3. Screen for behaviors and psychographics over demographics

Take a closer look at your targeting criteria. Do they include demographic criteria like age, gender, race, income, etc? Do they need to?

Not every question on your screener has to result in an automatic in or out, but can be used to filter for a variety of participants as a final step. Accept anyone who could be a fit based on any given question. 

4. Write carefully-worded questions

When writing screener questions:

  • Avoid double negatives.
  • Keep the questions short and sweet.
  • Leave out industry jargon (unless knowledge of it is a requirement for participation).
  • Be specific.
The more clearly worded and specific your questions are, the less likely participants will be to get confused and answer inaccurately.

5. Put your screener questions in the correct order

Don’t make prospective participants complete your entire screener before finding out they don’t qualify. Eliminate unqualified people early.

The easiest way to do this is to write out your questions, rank them in order of importance, and look for any interdependencies. 

6. Avoid leading questions

Leading questions have no place in user research—and definitely not in your screener survey. This is not the place to try to validate your assumptions. You’ll end up with skewed results or the wrong kind of participants.

Example:

  • Leading: Would you like it if there was a feature that did [X]?
  • Not leading: Are there any features that don’t currently exist in the product that would help you do [X]? If so, what are they?
A good way to identify whether a question might be leading is if it includes a hint or excludes possible answers.

7. Provide a catchall alternative option

If you create multiple choice responses, don’t assume that you’ve presented the user with every possible option. Include a ‘none of the above,’ ‘I don’t know,’ or ‘other’ option to account for any outliers. 

Otherwise, you could admit otherwise unqualified participants forced to choose an answer that didn't apply to them. Likewise, you might screen good participants out because they didn’t quite fit the answers you provided.

Need to assess your survey tool options?

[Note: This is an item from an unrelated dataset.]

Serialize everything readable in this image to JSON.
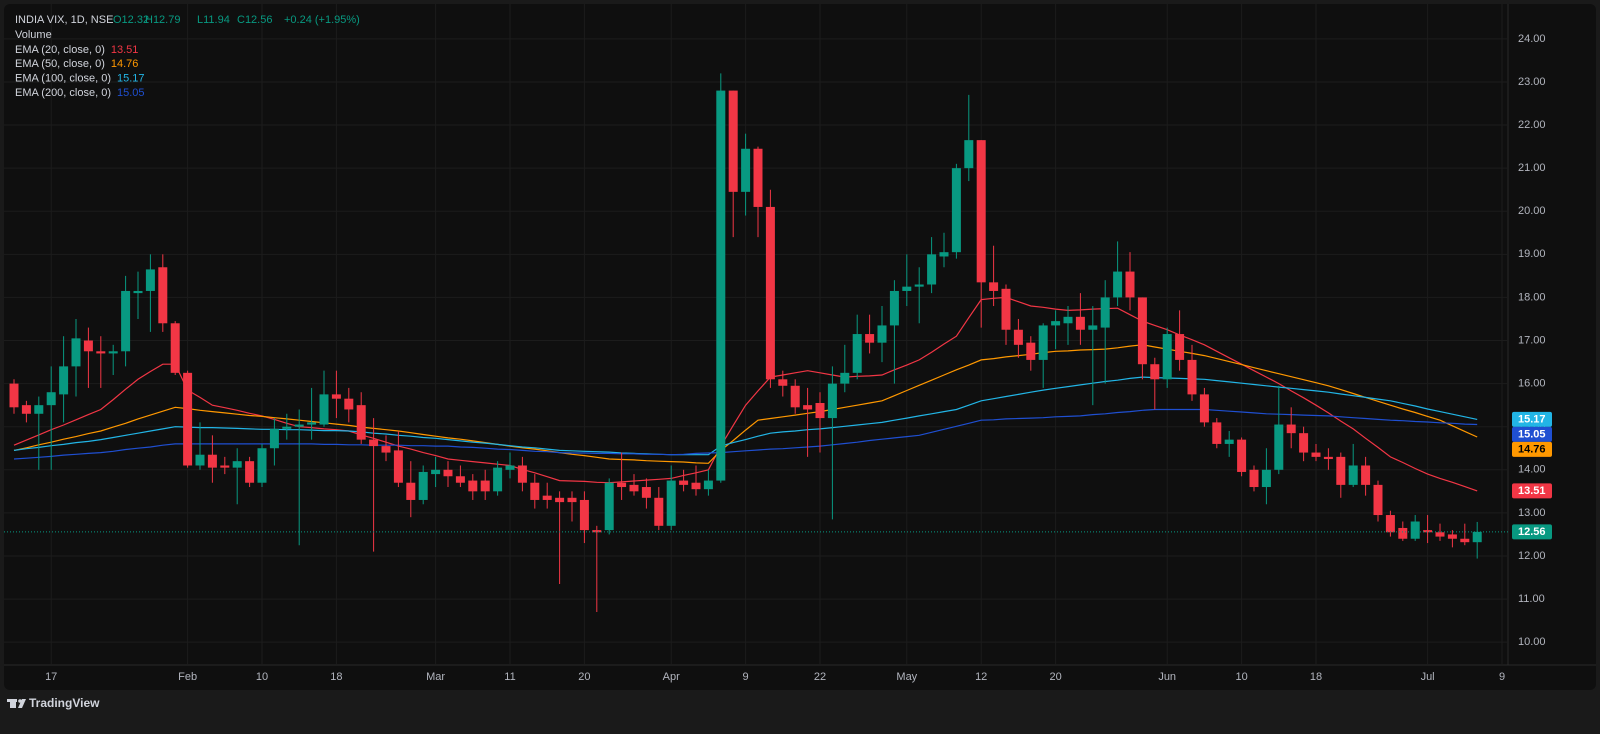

Companies such as Lyssna, Typeform, and Qualtrics offer a range of options. We also put together a list of 13+ survey tools you can use right now.

8. Include an open-ended question

Screener surveys help you get more value for your time and money by indicating the quality of participants. Sometimes that means excluding certain people who otherwise perfectly fit your ideal audience profile because they cannot articulate the feedback you're looking for.

Screen for expressive participants by asking ‘articulation questions.’ These are open-ended questions designed to test a user’s capacity to communicate. If a person can express their ideas with depth of thought, they’re likely to be a helpful participant. 

Including open-ended questions also helps weed out “professional participants” who are just looking to make a quick buck by qualifying for any and every study.

9. Don’t give too much information away

A screener survey is meant to help you find the candidates who are a perfect fit for your study. Giving away too much information about the purpose of your study can devalue the screening process and make your research less effective.

10. Manage expectations

The screener survey is a sort of dress rehearsal, and it will help the participant to know they’re not yet in the final round. If there are any possible deal-breakers (like NDA agreements, for example) let them know up front. 

And of course, be clear that they won’t be paid until they make it through to complete the actual study.

11. Keep it brief

Finally, keep your screener surveys short and sweet. We’ve seen some screener surveys get so long that participants mistake them for a (paid) research survey! If you’re looking for a rough guideline on length, try to keep your screener to fewer than 10 questions.